And Pass the Ammunition

Original caption: “Seaman Barrett C. Benson who was a Methodist minister with two churches at Dalton and LaFayette, Georgia, saw the men of his churches going off to war…Deciding to follow them, he enlisted in the U.S. Coast Guard.”

Note his flat cap with Coast Guard band, the distinctive USCG shield on the sleeve of his winter jumper, classic 13-button trousers, 10-pocket M1910 belt with M1905 bayonet hanging from its side, and an M1903 rifle with stripper clip of .30-06 M2 ball at the ready. If you are curious, the photo even caught the rifle’s serial number (587211) which makes it a circa 1914 Springfield Armory-made weapon. (USCG Photo, NARA NAID: 205588663)

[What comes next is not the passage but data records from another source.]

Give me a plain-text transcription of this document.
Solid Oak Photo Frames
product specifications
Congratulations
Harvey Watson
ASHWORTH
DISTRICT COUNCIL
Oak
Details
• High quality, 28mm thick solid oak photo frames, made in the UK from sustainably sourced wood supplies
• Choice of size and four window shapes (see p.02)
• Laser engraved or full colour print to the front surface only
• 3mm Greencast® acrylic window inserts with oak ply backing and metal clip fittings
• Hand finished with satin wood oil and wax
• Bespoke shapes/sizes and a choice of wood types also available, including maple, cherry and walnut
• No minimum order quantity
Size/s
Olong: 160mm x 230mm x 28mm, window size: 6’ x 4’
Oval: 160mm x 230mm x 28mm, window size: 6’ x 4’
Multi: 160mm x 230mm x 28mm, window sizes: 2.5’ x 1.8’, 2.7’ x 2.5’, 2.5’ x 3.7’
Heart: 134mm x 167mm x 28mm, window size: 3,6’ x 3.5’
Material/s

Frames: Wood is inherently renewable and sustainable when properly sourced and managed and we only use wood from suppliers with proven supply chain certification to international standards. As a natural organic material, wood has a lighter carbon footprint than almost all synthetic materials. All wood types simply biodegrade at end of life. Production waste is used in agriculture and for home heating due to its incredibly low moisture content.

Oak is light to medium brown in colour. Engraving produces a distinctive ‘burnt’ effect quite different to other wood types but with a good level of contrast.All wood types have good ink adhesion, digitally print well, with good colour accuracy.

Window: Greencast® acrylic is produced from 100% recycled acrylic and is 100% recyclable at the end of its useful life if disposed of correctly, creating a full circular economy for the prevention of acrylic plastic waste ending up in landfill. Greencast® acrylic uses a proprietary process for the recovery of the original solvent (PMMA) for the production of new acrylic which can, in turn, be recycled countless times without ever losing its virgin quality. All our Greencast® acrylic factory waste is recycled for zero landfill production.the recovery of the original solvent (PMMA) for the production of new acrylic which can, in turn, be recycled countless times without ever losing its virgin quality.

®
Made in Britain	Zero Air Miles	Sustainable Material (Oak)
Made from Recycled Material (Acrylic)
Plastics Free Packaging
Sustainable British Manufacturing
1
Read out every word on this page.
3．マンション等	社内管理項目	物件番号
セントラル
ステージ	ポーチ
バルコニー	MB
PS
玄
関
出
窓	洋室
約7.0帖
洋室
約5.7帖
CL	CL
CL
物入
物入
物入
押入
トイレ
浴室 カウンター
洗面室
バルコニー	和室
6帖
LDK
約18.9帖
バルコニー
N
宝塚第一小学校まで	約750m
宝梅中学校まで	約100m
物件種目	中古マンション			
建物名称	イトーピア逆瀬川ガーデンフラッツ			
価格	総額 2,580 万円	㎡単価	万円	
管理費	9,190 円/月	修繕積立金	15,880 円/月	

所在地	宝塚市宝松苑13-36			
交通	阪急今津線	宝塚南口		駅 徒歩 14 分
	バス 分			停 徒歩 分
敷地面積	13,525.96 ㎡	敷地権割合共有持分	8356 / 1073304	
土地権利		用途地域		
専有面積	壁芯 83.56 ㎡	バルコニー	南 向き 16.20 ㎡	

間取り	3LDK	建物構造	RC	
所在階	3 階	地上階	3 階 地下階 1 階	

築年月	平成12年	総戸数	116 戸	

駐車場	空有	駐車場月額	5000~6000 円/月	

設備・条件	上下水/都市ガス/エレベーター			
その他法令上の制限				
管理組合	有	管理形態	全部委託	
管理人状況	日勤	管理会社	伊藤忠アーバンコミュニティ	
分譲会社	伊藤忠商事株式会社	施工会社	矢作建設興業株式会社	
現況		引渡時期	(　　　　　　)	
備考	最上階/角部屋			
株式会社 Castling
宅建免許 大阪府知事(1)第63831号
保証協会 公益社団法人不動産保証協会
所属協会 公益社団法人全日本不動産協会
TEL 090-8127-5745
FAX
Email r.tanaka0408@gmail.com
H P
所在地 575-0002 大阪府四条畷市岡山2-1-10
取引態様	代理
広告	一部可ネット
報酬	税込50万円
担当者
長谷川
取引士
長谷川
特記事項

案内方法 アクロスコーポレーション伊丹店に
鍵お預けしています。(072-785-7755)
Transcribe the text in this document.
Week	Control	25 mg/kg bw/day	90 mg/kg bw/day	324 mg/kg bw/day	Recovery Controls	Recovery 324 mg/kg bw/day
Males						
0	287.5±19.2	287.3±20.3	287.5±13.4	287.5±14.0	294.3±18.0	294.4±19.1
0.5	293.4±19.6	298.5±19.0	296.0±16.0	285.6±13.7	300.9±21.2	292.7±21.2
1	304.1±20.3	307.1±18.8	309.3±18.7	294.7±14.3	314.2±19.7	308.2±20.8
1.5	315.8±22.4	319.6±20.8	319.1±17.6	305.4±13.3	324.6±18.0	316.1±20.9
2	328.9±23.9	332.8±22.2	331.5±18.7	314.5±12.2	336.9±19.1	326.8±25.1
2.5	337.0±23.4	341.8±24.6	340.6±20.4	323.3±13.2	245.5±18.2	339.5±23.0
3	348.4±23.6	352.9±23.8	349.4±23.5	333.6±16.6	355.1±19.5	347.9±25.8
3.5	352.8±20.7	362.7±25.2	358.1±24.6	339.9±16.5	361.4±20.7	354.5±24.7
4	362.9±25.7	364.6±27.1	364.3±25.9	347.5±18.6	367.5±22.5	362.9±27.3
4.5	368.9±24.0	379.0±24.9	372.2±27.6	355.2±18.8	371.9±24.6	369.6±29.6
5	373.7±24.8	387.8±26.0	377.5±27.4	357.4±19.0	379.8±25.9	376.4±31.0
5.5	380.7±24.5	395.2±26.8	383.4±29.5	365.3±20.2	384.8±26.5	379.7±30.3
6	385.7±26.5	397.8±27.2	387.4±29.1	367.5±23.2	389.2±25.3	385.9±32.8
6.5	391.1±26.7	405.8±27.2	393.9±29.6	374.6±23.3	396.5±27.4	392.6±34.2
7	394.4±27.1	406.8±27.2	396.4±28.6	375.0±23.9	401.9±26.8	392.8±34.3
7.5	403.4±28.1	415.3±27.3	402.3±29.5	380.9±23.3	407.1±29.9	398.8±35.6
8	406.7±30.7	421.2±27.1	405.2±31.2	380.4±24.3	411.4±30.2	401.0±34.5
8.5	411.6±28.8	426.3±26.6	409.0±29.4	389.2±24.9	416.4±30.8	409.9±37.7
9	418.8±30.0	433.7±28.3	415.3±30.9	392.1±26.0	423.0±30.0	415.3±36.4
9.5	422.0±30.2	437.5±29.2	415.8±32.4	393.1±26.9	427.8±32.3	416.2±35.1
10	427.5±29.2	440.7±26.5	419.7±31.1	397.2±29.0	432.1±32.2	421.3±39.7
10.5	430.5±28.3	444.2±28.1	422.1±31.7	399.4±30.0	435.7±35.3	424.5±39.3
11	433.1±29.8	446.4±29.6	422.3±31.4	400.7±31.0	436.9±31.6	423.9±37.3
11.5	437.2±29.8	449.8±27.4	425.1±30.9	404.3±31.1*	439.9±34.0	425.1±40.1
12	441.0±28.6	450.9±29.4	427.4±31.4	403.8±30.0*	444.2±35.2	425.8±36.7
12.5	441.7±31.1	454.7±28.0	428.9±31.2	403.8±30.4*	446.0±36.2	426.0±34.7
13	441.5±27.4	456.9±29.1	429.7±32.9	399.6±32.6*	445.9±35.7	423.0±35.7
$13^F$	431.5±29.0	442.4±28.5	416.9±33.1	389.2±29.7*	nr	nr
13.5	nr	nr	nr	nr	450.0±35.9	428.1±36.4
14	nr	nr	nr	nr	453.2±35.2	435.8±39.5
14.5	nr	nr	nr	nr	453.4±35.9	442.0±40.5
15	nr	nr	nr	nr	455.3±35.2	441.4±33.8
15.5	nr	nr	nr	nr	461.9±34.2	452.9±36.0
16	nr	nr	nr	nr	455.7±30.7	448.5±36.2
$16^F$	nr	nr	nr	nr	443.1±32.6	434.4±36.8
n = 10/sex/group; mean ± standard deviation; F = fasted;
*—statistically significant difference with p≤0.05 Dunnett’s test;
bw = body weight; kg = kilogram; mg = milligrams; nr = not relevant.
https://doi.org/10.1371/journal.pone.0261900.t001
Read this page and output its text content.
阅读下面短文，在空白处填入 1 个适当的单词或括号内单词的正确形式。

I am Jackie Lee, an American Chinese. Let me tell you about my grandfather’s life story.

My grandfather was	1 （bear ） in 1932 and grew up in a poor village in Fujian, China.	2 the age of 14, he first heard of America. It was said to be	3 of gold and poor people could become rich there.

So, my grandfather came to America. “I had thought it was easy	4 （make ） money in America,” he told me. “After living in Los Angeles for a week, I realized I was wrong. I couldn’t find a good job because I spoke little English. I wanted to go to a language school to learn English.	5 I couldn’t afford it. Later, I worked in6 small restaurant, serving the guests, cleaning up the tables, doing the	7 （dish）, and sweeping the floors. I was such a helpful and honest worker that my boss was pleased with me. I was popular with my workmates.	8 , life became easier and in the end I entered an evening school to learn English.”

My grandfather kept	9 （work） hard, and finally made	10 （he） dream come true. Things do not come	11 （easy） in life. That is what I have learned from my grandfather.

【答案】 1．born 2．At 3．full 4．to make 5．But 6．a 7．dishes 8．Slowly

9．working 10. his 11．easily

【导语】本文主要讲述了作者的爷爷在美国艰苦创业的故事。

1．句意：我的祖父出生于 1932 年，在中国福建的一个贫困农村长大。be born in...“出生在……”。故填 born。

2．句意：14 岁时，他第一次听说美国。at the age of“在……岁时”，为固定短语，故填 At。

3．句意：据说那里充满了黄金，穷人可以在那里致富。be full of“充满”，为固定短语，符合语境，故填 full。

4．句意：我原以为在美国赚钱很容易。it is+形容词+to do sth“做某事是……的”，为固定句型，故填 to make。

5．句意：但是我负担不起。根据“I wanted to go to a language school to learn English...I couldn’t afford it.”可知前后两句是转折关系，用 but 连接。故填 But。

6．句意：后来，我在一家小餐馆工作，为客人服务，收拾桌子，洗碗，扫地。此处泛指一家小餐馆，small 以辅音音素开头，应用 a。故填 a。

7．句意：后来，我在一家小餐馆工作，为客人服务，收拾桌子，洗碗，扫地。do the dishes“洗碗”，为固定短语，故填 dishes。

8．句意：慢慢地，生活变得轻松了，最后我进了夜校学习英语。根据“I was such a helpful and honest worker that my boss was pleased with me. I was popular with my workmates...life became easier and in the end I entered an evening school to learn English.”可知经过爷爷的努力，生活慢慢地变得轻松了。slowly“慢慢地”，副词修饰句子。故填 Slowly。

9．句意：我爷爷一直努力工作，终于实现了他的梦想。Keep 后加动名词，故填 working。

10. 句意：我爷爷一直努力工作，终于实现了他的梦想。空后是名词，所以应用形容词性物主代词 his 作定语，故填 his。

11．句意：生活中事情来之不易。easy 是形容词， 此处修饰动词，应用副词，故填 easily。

The former minister joined the Coast Guard as an apprentice seaman and went through the regular ‘boot’ training with thousands of other young men. He is shown carrying on his duties as an armed guard protecting fighting ships under construction at Manitowac, Wisconsin.

On Sundays, he has been helping out as a preacher in a Twin Rivers church, after answering a call to fill in for the regular minister who was unable to attend.

Coast Guardsman Benson said, “When the war is over, I hope to be back in the pulpit a better man for having had the adventure of trying to maintain my duty to both Church and State.”

While there is no date on the photo, the craft behind the good SN (Rev.) Benson is, judging from the number and the shape of the wheelhouse, likely the 38-foot “cabin cruiser” type picket boat CG 38387, or possibly CGR-387, a Coast Guard Reserve “Corsair Fleet” picket boat (formerly the 37-foot pleasure craft Contact, #22H158) taken into service in the 8th Coast Guard District in Feb 1942 and then disposed of in June 1946. As both vessels were active throughout WWII, that doesn’t narrow it down very much, but I’d lay odds on, judging from the uniform and equipment, the image was likely snapped in the winter months of 1942. 

Further, it doesn’t seem that Benson remained in the USCG for “the duration,” and he soon shipped off with the Navy as a chap since a 2013 obituary lists him as, “A retired United Methodist Church Minister and United States Navy Chaplain with the rank of Commander, serving on a ship in the Pacific Theatre during WWII, active duty during Korean conflict and the Vietnam era.”

As a side note, Manitowoc Shipbuilding built 36 LCT (5) landing ships and 28 Gato and Balao-class fleet submarines during the war, with 13 additional submarines canceled Post VJ Day.